To address your question, variables A and B are a tiny set of data that represent the real world variables A_real and B_real. A_real and B_real have an exact correlation which we'll likely never know because we'll almost never collect all the data from A_real and B_real. All we've got is a tiny slice, A & B. Unless you have good reason to believe an element of A and B is the result of a bad measurement, you should use all of your data to calculate the correlation.
The bootstrapping method subsamples the data many times and this will be helpful to produce confidence intervals on your correlation value so you not only have rho but you'll measure uncertainty as well. This, in addition to your p value will help you interpret the significance of the results. Your rho_boot might differ slightly from your correlation of the entire A and B data but it shouldn't differ much. If it does, it's likely that the p is > 0.05 and your confidence intervals are large (ie, your data are noisy).
To answer your question, use all of your data to calculate the correlation if that's the statistic you've chosen. If the correlation value is not as you expected, either 1) your expectations were wrong or 2)something's wrong in how you collected or analyzed your data or 3)you don't have enough data.

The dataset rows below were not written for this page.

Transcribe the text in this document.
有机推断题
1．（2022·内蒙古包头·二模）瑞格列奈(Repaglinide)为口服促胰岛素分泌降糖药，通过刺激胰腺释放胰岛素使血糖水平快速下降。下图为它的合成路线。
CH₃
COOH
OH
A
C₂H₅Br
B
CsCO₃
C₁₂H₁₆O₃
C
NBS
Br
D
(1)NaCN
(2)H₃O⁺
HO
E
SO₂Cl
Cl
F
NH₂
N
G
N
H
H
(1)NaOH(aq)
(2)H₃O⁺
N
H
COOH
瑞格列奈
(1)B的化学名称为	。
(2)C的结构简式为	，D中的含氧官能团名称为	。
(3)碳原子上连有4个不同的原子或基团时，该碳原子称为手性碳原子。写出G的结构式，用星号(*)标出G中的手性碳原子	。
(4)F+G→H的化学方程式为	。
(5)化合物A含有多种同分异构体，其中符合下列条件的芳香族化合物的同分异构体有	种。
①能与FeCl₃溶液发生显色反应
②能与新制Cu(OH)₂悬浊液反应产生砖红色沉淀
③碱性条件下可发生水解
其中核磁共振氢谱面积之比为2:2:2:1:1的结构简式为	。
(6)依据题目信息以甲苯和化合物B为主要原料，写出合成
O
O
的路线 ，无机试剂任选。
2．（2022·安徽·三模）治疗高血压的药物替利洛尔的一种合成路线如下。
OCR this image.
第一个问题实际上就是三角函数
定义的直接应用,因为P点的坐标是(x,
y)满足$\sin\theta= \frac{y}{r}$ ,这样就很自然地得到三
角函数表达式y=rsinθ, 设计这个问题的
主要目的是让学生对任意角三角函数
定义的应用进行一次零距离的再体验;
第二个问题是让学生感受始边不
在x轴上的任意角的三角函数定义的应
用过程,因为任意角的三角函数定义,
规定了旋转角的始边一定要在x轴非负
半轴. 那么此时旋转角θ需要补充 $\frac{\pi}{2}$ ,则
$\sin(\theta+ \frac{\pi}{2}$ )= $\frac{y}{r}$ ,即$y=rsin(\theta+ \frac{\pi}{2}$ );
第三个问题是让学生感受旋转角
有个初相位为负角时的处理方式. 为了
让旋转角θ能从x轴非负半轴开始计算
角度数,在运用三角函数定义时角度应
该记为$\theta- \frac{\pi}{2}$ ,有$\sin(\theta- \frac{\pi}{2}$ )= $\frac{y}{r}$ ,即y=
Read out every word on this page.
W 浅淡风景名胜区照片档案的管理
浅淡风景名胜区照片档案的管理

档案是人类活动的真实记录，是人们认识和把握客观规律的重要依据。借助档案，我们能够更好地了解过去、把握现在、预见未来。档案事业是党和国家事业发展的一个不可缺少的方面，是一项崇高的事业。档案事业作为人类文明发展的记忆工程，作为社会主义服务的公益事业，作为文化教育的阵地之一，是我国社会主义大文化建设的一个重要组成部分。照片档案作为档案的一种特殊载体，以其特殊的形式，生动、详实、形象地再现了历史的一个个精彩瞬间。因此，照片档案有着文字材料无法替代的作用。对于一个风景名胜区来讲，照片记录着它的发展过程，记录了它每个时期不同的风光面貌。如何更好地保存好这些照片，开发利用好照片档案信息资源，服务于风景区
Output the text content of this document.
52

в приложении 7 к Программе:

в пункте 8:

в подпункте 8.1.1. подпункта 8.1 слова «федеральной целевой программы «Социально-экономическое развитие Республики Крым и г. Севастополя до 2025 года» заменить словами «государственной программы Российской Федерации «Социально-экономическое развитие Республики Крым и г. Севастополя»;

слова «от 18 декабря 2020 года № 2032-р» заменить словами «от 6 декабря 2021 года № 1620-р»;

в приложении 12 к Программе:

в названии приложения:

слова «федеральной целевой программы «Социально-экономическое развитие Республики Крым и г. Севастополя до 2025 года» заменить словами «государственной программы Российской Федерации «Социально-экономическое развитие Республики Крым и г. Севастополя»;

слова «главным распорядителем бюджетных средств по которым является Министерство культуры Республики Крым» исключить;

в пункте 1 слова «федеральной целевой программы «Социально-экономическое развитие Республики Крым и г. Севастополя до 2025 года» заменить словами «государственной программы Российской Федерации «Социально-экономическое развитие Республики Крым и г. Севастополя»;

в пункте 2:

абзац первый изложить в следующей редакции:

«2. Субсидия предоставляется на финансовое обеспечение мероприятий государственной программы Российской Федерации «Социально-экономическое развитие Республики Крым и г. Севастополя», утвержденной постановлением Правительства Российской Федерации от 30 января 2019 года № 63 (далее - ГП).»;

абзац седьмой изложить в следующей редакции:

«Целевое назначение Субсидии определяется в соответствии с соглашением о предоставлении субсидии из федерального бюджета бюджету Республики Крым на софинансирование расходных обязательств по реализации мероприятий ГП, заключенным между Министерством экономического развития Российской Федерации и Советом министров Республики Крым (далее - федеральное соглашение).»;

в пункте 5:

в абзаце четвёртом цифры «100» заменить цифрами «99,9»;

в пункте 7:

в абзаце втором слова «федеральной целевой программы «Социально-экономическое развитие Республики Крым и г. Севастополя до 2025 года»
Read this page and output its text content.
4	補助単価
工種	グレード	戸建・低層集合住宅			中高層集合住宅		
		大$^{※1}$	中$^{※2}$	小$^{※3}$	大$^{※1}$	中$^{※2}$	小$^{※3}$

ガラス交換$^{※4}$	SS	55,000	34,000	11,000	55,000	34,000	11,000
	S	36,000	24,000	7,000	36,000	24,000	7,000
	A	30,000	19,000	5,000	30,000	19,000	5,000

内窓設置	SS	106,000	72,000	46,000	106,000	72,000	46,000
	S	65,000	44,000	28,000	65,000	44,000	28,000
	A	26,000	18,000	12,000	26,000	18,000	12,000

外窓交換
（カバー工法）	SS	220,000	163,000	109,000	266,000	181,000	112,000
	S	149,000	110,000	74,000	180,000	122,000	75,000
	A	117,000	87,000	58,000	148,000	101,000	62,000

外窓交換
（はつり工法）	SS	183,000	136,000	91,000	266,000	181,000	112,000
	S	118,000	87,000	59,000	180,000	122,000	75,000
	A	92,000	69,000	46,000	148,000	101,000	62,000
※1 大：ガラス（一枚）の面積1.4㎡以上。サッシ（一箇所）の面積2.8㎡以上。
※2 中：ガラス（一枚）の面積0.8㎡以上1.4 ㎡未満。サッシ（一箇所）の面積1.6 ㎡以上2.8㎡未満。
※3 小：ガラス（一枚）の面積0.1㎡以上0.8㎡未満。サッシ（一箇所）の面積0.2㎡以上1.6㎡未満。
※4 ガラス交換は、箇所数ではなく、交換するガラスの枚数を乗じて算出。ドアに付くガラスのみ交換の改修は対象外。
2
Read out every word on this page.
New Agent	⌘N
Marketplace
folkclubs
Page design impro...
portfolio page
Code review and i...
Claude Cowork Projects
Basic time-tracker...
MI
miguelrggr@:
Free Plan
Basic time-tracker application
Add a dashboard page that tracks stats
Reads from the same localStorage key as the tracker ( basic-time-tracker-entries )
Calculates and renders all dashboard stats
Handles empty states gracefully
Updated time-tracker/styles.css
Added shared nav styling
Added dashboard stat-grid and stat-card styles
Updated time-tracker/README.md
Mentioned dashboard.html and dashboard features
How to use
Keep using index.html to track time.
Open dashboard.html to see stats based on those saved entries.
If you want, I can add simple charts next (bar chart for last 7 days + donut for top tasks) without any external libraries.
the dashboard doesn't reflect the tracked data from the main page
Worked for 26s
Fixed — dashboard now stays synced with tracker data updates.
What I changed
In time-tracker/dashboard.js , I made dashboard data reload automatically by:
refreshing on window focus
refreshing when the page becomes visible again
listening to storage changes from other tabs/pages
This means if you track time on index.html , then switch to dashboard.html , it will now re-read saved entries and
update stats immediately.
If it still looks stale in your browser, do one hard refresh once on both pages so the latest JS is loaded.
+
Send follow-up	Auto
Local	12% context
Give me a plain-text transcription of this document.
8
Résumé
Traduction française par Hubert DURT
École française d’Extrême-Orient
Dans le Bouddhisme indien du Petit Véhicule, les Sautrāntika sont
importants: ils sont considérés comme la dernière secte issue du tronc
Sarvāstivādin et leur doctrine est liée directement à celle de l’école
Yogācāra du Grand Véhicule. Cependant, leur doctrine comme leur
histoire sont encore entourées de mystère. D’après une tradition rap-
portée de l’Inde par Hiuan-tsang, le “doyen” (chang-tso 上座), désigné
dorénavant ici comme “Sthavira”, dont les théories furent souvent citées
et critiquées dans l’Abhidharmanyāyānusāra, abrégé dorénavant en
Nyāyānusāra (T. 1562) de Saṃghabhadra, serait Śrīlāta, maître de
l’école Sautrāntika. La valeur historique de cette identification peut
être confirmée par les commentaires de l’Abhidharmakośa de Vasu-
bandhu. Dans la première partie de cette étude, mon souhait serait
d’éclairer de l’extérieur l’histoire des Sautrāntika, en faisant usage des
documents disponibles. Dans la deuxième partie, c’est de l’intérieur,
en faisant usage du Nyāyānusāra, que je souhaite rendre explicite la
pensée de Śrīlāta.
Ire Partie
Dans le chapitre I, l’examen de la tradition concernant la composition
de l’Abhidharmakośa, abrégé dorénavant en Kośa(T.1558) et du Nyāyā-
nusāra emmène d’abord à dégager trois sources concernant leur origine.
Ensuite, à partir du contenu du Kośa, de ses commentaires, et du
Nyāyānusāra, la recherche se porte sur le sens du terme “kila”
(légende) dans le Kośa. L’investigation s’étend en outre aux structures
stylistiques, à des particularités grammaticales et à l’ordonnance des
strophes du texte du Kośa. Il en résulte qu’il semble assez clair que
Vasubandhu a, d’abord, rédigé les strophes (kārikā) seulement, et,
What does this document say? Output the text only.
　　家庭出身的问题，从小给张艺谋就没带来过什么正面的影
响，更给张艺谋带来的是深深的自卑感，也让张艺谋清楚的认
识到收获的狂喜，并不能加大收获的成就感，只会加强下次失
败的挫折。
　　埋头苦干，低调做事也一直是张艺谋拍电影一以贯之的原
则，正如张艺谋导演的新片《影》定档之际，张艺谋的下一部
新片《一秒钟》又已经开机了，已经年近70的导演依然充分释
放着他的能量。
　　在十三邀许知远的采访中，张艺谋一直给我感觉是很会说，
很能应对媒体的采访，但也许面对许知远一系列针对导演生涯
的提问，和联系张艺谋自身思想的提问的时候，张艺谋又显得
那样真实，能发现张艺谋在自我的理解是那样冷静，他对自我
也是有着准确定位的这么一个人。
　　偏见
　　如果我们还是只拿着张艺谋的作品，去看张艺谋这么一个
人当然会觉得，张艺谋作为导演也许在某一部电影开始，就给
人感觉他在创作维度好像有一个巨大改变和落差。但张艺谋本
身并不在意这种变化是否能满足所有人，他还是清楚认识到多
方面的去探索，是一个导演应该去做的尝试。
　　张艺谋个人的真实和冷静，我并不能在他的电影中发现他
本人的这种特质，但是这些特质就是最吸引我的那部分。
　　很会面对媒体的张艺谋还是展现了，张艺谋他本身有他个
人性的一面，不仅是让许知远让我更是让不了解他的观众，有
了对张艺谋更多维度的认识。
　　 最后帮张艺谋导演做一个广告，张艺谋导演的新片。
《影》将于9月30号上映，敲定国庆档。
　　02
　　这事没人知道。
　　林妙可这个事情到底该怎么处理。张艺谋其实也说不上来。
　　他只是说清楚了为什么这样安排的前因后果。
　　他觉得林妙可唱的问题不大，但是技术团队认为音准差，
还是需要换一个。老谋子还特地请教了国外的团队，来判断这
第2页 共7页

Lastly, regarding "(...)this evidence does not require any strong assumptions about the probability distribution of the correlation coefficient.", bootstrapping is a nonparametric test and does not require that your data form a normal distribution (as does the interpretation of standard deviations and other similar stat tests). This is due to the CLT .
##### 2 CommentsShowHide 1 older comment
Adam Danz on 18 Jul 2018
My pleasure.
Unlike p values, there isn't a set of guidelines to decide if CIs are too big. Instead, you have to look at the data, interpret it with a critical eye, and decide how much uncertainty you're comfortable with.
More importantly, you can use the CIs to answer the questions you're asking. For example, is the mean of A significantly different from B? To answer that with CIs, you just need to determine if the CIs of A and B overlap. If they don't overlap, you can conclude they significantly differ. Another example, is the median of C significantly different from 0? That is answered by determining if the the CIs of C overlap with 0.
It's very likely that your CIs (and p value) will change as you collect more data (they could increase or decrease). More importantly, you will approach the actual values of the true correlation as you get more reliable data. That being said, it's bad science to keep collecting data until you get the statistical results you hope for.